Obama responded by making a face to the crowd, prompting laughter. And when he took the mic, he speculated on what the compliment could do for him at home.

"I will tell Michelle I have been compared to Alexander the Great. I will see if that gets me a little more respect,” said Obama, who conceded: “She's still the boss."

While the Greeks in the US seem to have no problem hanging out with the president, the Romans are having difficulties. President Obama has accepted an invitation to speak at the commencement at Notre Dame later this spring and Catholics who actually care about their faith are up in arms. A coalition of student groups from the university have coordinated and put together a website: Notre Dame Response.

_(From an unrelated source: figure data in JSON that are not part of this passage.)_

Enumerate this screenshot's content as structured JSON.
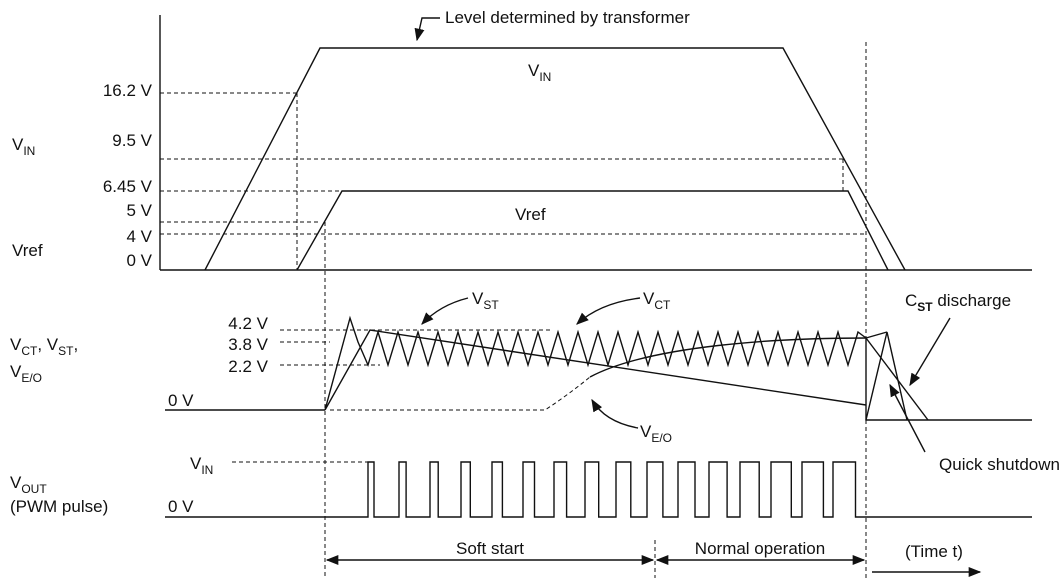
{
  "waveform_labels": {
    "level_note": "Level determined by transformer",
    "vin_trace": [
      "V",
      "IN"
    ],
    "vref_trace": "Vref",
    "vst": [
      "V",
      "ST"
    ],
    "vct": [
      "V",
      "CT"
    ],
    "veo": [
      "V",
      "E/O"
    ],
    "cst_discharge": [
      "C",
      "ST",
      " discharge"
    ],
    "quick_shutdown": "Quick shutdown"
  },
  "axis_labels": {
    "vin": [
      "V",
      "IN"
    ],
    "vref": "Vref",
    "ct_st": [
      "V",
      "CT",
      ", V",
      "ST",
      ","
    ],
    "eo": [
      "V",
      "E/O"
    ],
    "vout": [
      "V",
      "OUT"
    ],
    "pwm": "(PWM pulse)"
  },
  "levels": {
    "top": [
      "16.2 V",
      "9.5 V",
      "6.45 V",
      "5 V",
      "4 V",
      "0 V"
    ],
    "middle": [
      "4.2 V",
      "3.8 V",
      "2.2 V",
      "0 V"
    ],
    "bottom": [
      [
        "V",
        "IN"
      ],
      "0 V"
    ]
  },
  "phases": {
    "soft_start": "Soft start",
    "normal": "Normal operation",
    "time": "(Time t)"
  }
}
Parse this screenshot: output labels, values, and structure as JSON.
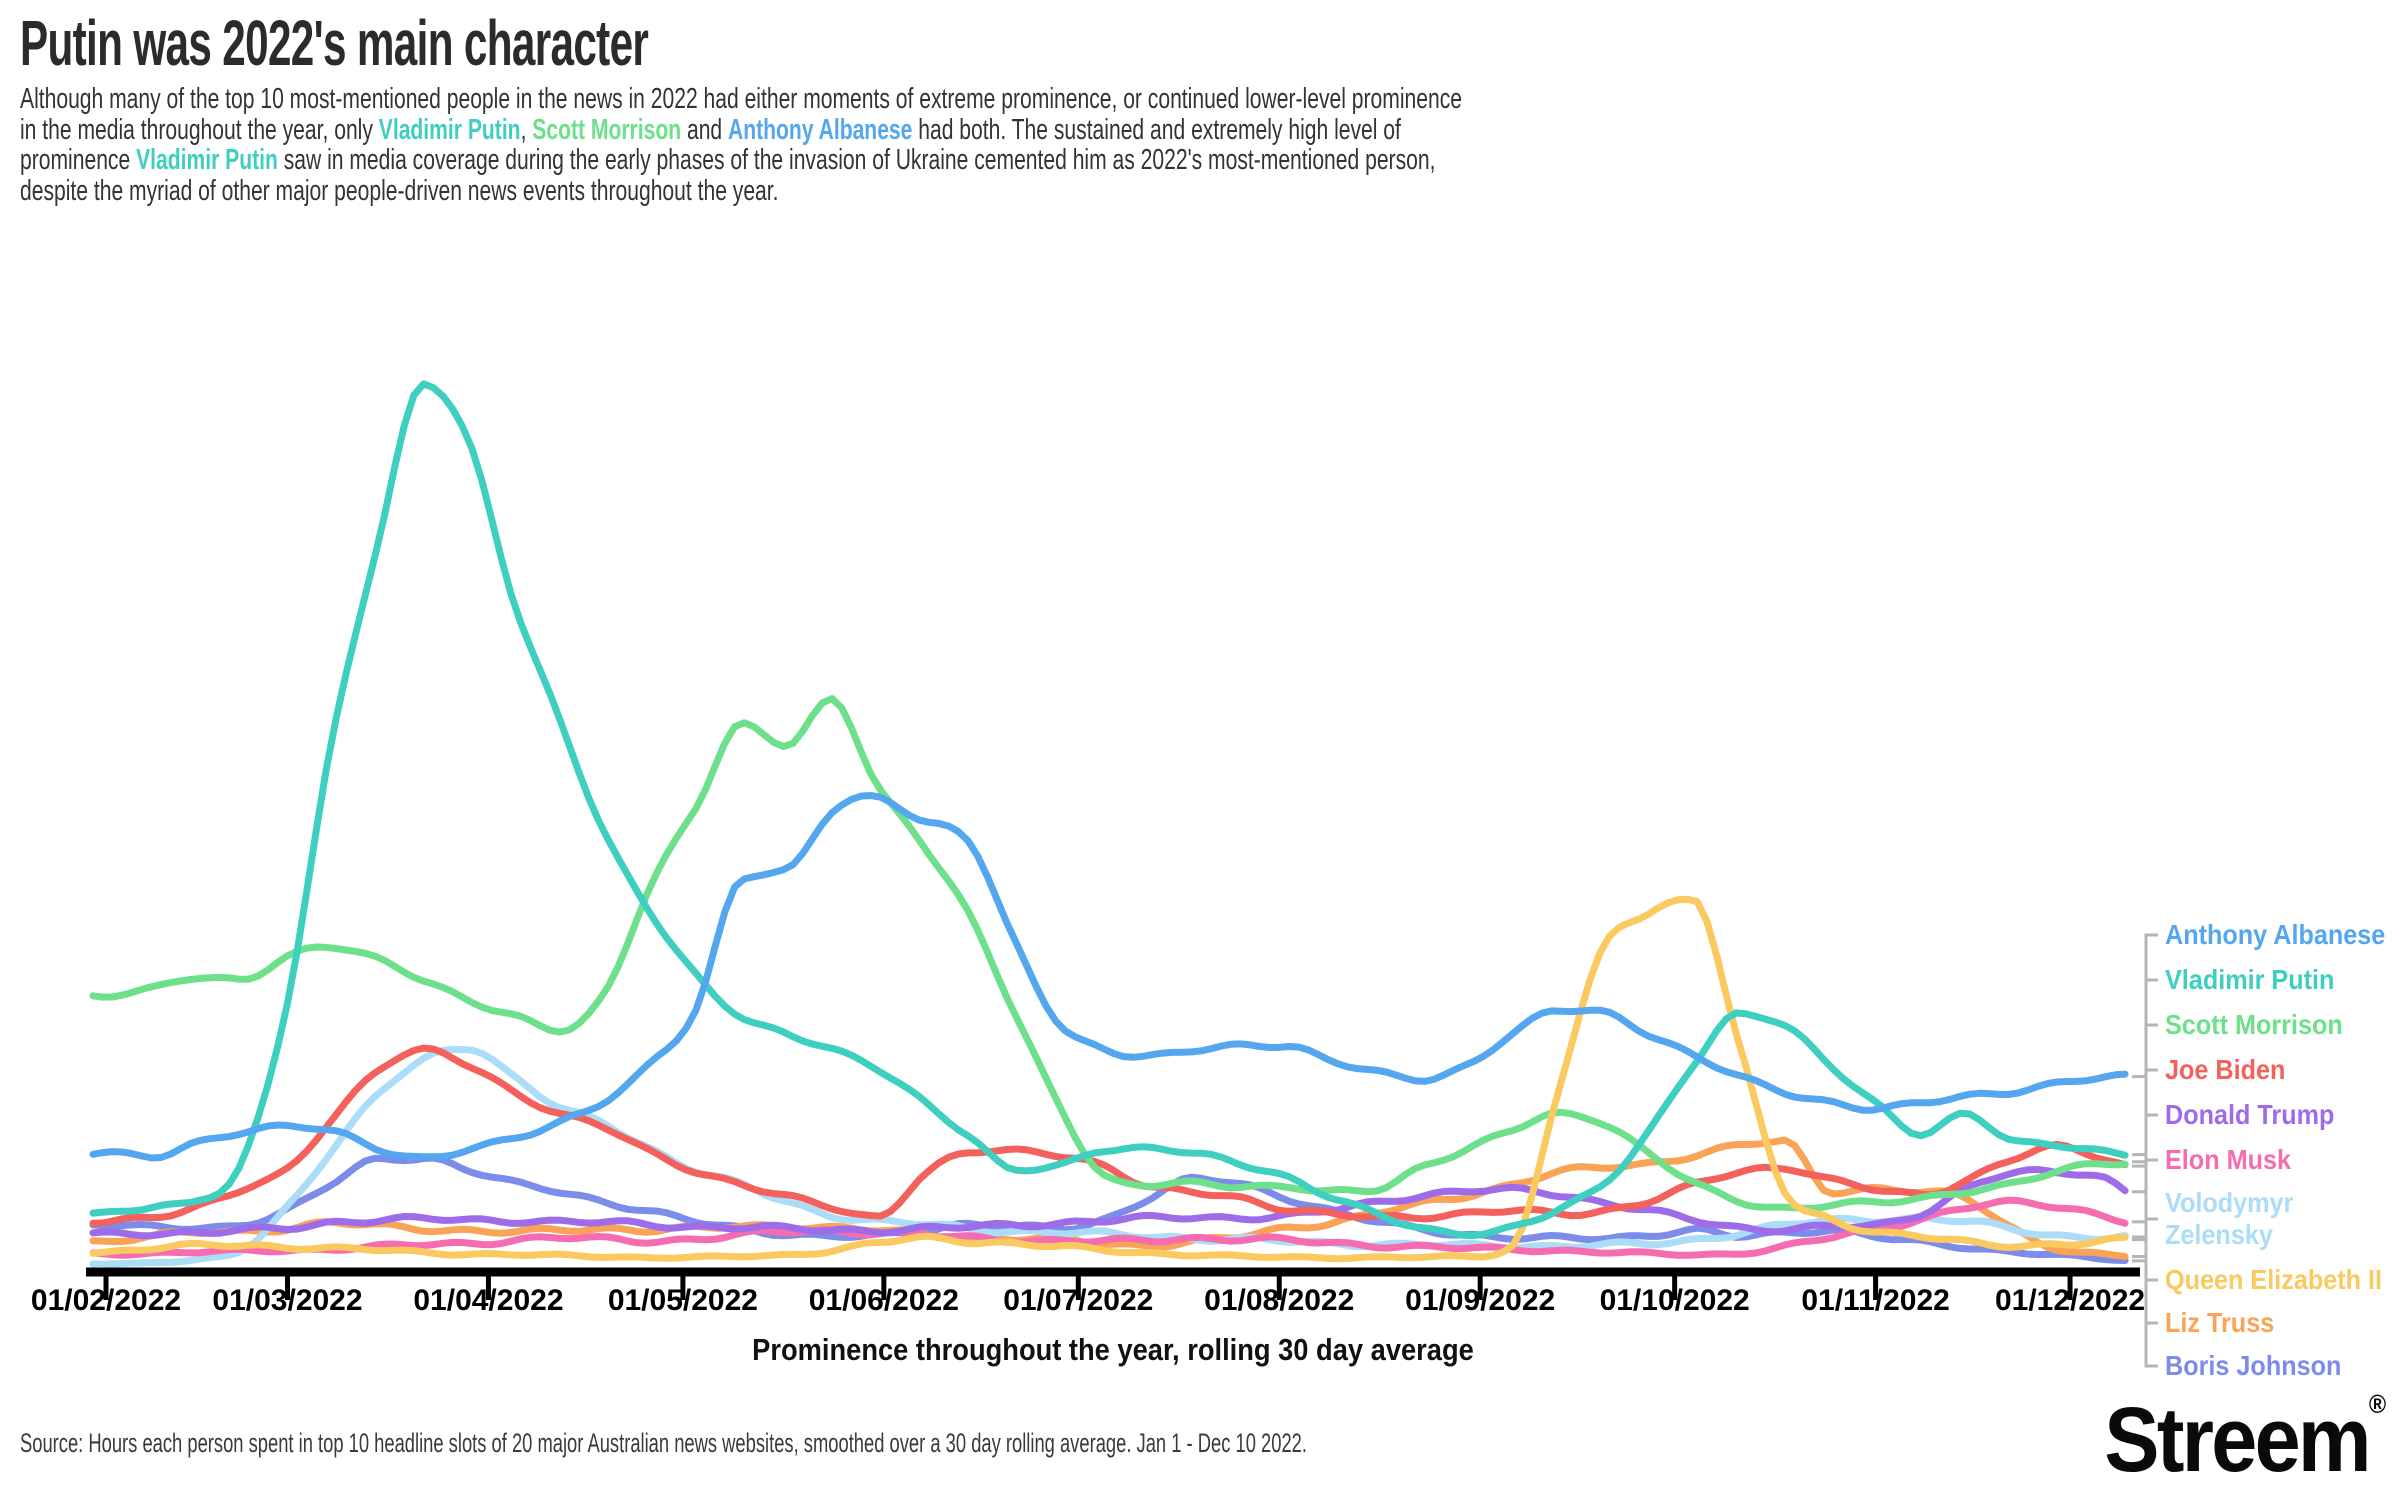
{
  "title": "Putin was 2022's main character",
  "subtitle": {
    "lines": [
      [
        {
          "t": "Although many of the top 10 most-mentioned people in the news in 2022 had either moments of extreme prominence, or continued lower-level prominence"
        }
      ],
      [
        {
          "t": "in the media throughout the year, only "
        },
        {
          "t": "Vladimir Putin",
          "c": "putin"
        },
        {
          "t": ", "
        },
        {
          "t": "Scott Morrison",
          "c": "morrison"
        },
        {
          "t": " and "
        },
        {
          "t": "Anthony Albanese",
          "c": "albanese"
        },
        {
          "t": " had both. The sustained and extremely high level of"
        }
      ],
      [
        {
          "t": "prominence "
        },
        {
          "t": "Vladimir Putin",
          "c": "putin"
        },
        {
          "t": " saw in media coverage during the early phases of the invasion of Ukraine cemented him as 2022's most-mentioned person,"
        }
      ],
      [
        {
          "t": "despite the myriad of other major people-driven news events throughout the year."
        }
      ]
    ]
  },
  "colors": {
    "albanese": "#54a7ee",
    "putin": "#3fcfc1",
    "morrison": "#6ee08c",
    "biden": "#f4615c",
    "trump": "#9e6ce8",
    "musk": "#f56cb1",
    "zelensky": "#abdcf8",
    "queen": "#fac95f",
    "truss": "#f9a357",
    "boris": "#7c8ce9",
    "axis": "#000000",
    "leader": "#b5b5b5"
  },
  "axis": {
    "x_title": "Prominence throughout the year, rolling 30 day average",
    "tick_labels": [
      "01/02/2022",
      "01/03/2022",
      "01/04/2022",
      "01/05/2022",
      "01/06/2022",
      "01/07/2022",
      "01/08/2022",
      "01/09/2022",
      "01/10/2022",
      "01/11/2022",
      "01/12/2022"
    ],
    "tick_days": [
      0,
      28,
      59,
      89,
      120,
      150,
      181,
      212,
      242,
      273,
      303
    ]
  },
  "legend": {
    "entries": [
      {
        "key": "albanese",
        "label": "Anthony Albanese"
      },
      {
        "key": "putin",
        "label": "Vladimir Putin"
      },
      {
        "key": "morrison",
        "label": "Scott Morrison"
      },
      {
        "key": "biden",
        "label": "Joe Biden"
      },
      {
        "key": "trump",
        "label": "Donald Trump"
      },
      {
        "key": "musk",
        "label": "Elon Musk"
      },
      {
        "key": "zelensky",
        "label": "Volodymyr\nZelensky"
      },
      {
        "key": "queen",
        "label": "Queen Elizabeth II"
      },
      {
        "key": "truss",
        "label": "Liz Truss"
      },
      {
        "key": "boris",
        "label": "Boris Johnson"
      }
    ]
  },
  "source": "Source: Hours each person spent in top 10 headline slots of 20 major Australian news websites, smoothed over a 30 day rolling average. Jan 1 - Dec 10 2022.",
  "brand": {
    "name": "Streem",
    "reg": "®"
  },
  "chart_data": {
    "type": "line",
    "x_unit": "days since 2022-02-01 (rolling 30 day average window, data Jan 1 - Dec 10 2022)",
    "value_unit": "relative prominence, normalized so Vladimir Putin's March peak = 100",
    "x_grid": [
      0,
      7,
      14,
      21,
      28,
      35,
      42,
      49,
      56,
      63,
      70,
      77,
      84,
      91,
      98,
      105,
      112,
      119,
      126,
      133,
      140,
      147,
      154,
      161,
      168,
      175,
      182,
      189,
      196,
      203,
      210,
      217,
      224,
      231,
      238,
      245,
      252,
      259,
      266,
      273,
      280,
      287,
      294,
      301,
      308,
      312
    ],
    "grid": false,
    "legend_position": "right, ordered by final value, connected with gray leader lines",
    "series": [
      {
        "name": "Anthony Albanese",
        "key": "albanese",
        "values": [
          13.1,
          12.4,
          14.1,
          15.5,
          16,
          15.3,
          13.5,
          12.5,
          13.4,
          14.5,
          16.5,
          19,
          23,
          29,
          44,
          45,
          51.5,
          53,
          50.5,
          48.5,
          37,
          27.5,
          24.8,
          24,
          24.5,
          25,
          25.2,
          23.5,
          22,
          21.2,
          23,
          26.5,
          29,
          28.8,
          26.5,
          24,
          21.5,
          19.8,
          18.8,
          18,
          18.5,
          19.4,
          20,
          20.8,
          21.4,
          21.6
        ]
      },
      {
        "name": "Vladimir Putin",
        "key": "putin",
        "values": [
          6,
          6.8,
          7.7,
          12,
          30,
          60,
          82,
          100,
          93,
          75,
          62,
          49,
          40,
          33,
          28.5,
          26.5,
          24.5,
          22.5,
          19,
          15,
          11,
          11.5,
          13.5,
          13.5,
          12.8,
          11.8,
          10.4,
          8,
          6,
          4.5,
          4,
          4.5,
          6.5,
          9.5,
          15.5,
          23,
          28.5,
          27.5,
          23,
          18.5,
          15,
          17.5,
          14.5,
          13.8,
          13,
          12.8
        ]
      },
      {
        "name": "Scott Morrison",
        "key": "morrison",
        "values": [
          30.5,
          31.5,
          33,
          32.5,
          35,
          36.3,
          35,
          32.5,
          30,
          28.5,
          27,
          31,
          43,
          52,
          61.5,
          59,
          64,
          54.5,
          48,
          40,
          29,
          18.5,
          10.5,
          9.3,
          9.5,
          9.3,
          9.3,
          8.5,
          8.8,
          11.5,
          13.5,
          15.5,
          17.3,
          16.5,
          13,
          9.5,
          7.5,
          6.8,
          7.2,
          7.3,
          7.8,
          8.8,
          9.5,
          10.8,
          11.8,
          12
        ]
      },
      {
        "name": "Joe Biden",
        "key": "biden",
        "values": [
          5.1,
          5.8,
          7,
          8.8,
          11,
          17,
          22.5,
          24.5,
          22.8,
          19.9,
          17.5,
          15.8,
          13,
          11,
          9.5,
          8,
          6.8,
          5.8,
          10.5,
          12.9,
          13.2,
          12.9,
          11.5,
          9,
          8.6,
          8,
          6.6,
          6,
          5.8,
          5.9,
          6.1,
          6.4,
          6.2,
          6.5,
          7.5,
          9.3,
          10.9,
          11.4,
          9.9,
          8.8,
          8.3,
          10,
          12.2,
          13.6,
          12.5,
          11.5
        ]
      },
      {
        "name": "Donald Trump",
        "key": "trump",
        "values": [
          3.8,
          4,
          4,
          4.2,
          4.5,
          5.2,
          5.4,
          5.5,
          5.4,
          5.4,
          5.2,
          5.1,
          4.9,
          4.7,
          4.6,
          4.4,
          4.3,
          4.3,
          4.4,
          4.6,
          4.9,
          5.1,
          5.3,
          5.6,
          5.8,
          5.7,
          5.8,
          6.5,
          7.5,
          8.2,
          8.6,
          8.8,
          8.4,
          7.4,
          6.4,
          5.4,
          4.6,
          4.4,
          4.6,
          4.8,
          6.2,
          9,
          10.6,
          10.8,
          10.3,
          8.6
        ]
      },
      {
        "name": "Elon Musk",
        "key": "musk",
        "values": [
          1.6,
          1.7,
          1.8,
          1.9,
          2,
          2.2,
          2.4,
          2.6,
          2.8,
          3.2,
          3.4,
          3.2,
          3.1,
          3.3,
          3.7,
          4.1,
          4.2,
          4,
          3.7,
          3.4,
          3.2,
          3.1,
          3,
          3.1,
          3.4,
          3.3,
          3.1,
          2.8,
          2.6,
          2.4,
          2.2,
          2.1,
          2,
          1.8,
          1.6,
          1.5,
          1.7,
          2.4,
          3.4,
          4.4,
          5.6,
          6.8,
          7.3,
          7,
          6,
          5.2
        ]
      },
      {
        "name": "Volodymyr Zelensky",
        "key": "zelensky",
        "values": [
          0.5,
          0.6,
          0.9,
          2,
          7,
          13.5,
          19.5,
          23.5,
          25,
          21.5,
          18,
          16.3,
          13.5,
          11,
          9.3,
          7.5,
          6,
          5.3,
          4.9,
          4.5,
          4.2,
          4,
          3.8,
          3.6,
          3.4,
          3.2,
          3,
          2.8,
          2.7,
          2.6,
          2.5,
          2.5,
          2.5,
          2.6,
          2.7,
          3.2,
          4,
          4.8,
          5.3,
          5.5,
          5.6,
          5.2,
          4.4,
          3.7,
          3.5,
          3.5
        ]
      },
      {
        "name": "Queen Elizabeth II",
        "key": "queen",
        "values": [
          1.8,
          2.2,
          2.5,
          2.6,
          2.4,
          2.2,
          2,
          1.8,
          1.6,
          1.5,
          1.4,
          1.3,
          1.2,
          1.2,
          1.3,
          1.5,
          2,
          2.8,
          3.3,
          3.1,
          2.8,
          2.4,
          2,
          1.7,
          1.5,
          1.3,
          1.2,
          1.2,
          1.2,
          1.2,
          1.3,
          2.5,
          20,
          36,
          40,
          41.8,
          25,
          8.5,
          5.5,
          4.2,
          3.6,
          2.8,
          2.5,
          2.8,
          3,
          3.2
        ]
      },
      {
        "name": "Liz Truss",
        "key": "truss",
        "values": [
          3,
          3.5,
          4,
          4.2,
          4.5,
          5,
          4.8,
          4.5,
          4.2,
          4,
          4.3,
          4.5,
          4.3,
          4.4,
          4.7,
          4.8,
          4.5,
          4.2,
          3.8,
          3.5,
          3.3,
          3.2,
          2.8,
          2.6,
          3,
          3.5,
          4.5,
          5.2,
          6.2,
          7.2,
          8.2,
          9.5,
          10.8,
          11.3,
          11.8,
          12.8,
          13.8,
          14.2,
          8.7,
          9,
          8.5,
          7.8,
          4.6,
          2.2,
          1.5,
          1.3
        ]
      },
      {
        "name": "Boris Johnson",
        "key": "boris",
        "values": [
          5,
          4.5,
          4.5,
          5,
          6.5,
          9.5,
          12.3,
          12.5,
          11,
          9.5,
          8.7,
          7.5,
          6.3,
          5.2,
          4.5,
          3.9,
          3.5,
          3.6,
          4.3,
          5,
          4.6,
          4.4,
          5.5,
          8,
          10,
          9.4,
          8,
          6.5,
          5.2,
          4.3,
          3.8,
          3.5,
          3.3,
          3.3,
          3.8,
          4.3,
          3.5,
          3.9,
          4.4,
          3.6,
          2.8,
          2.3,
          1.9,
          1.5,
          1,
          0.8
        ]
      }
    ]
  }
}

In defense of the unborn, we wish to express our deepest opposition to Reverend John I. Jenkins, CSC’s invitation of President Barack Obama to be the University of Notre Dame’s principle commencement speaker and the recipient of an honorary degree. Our objection is not a matter of political partisanship, but of President Obama’s hostility to the Catholic Church’s teachings on the sanctity of human life at its earliest stages. Further, the University’s decision runs counter to the policy of the United States Conference of Catholic Bishops against honoring pro-choice politicians. We cannot sit by idly while the University honors someone who believes that an entire class of human beings is undeserving of the most basic of all legal rights, the right to live.

Additionally, Fr. Jenkins has put some of his students into a position of moral dilemma as to whether they can attend their own graduation. Many pro-life seniors, along with their families, now feel personally conflicted about participating in the commencement. The lack of concern for these devoted sons and daughters of Notre Dame, who love this University and the Catholic principles on which it was built, is shameful.

And of course there is a petition from the Cardinal Newman Society here protesting the invitation. About 140,000 people have added their names so far, including myself.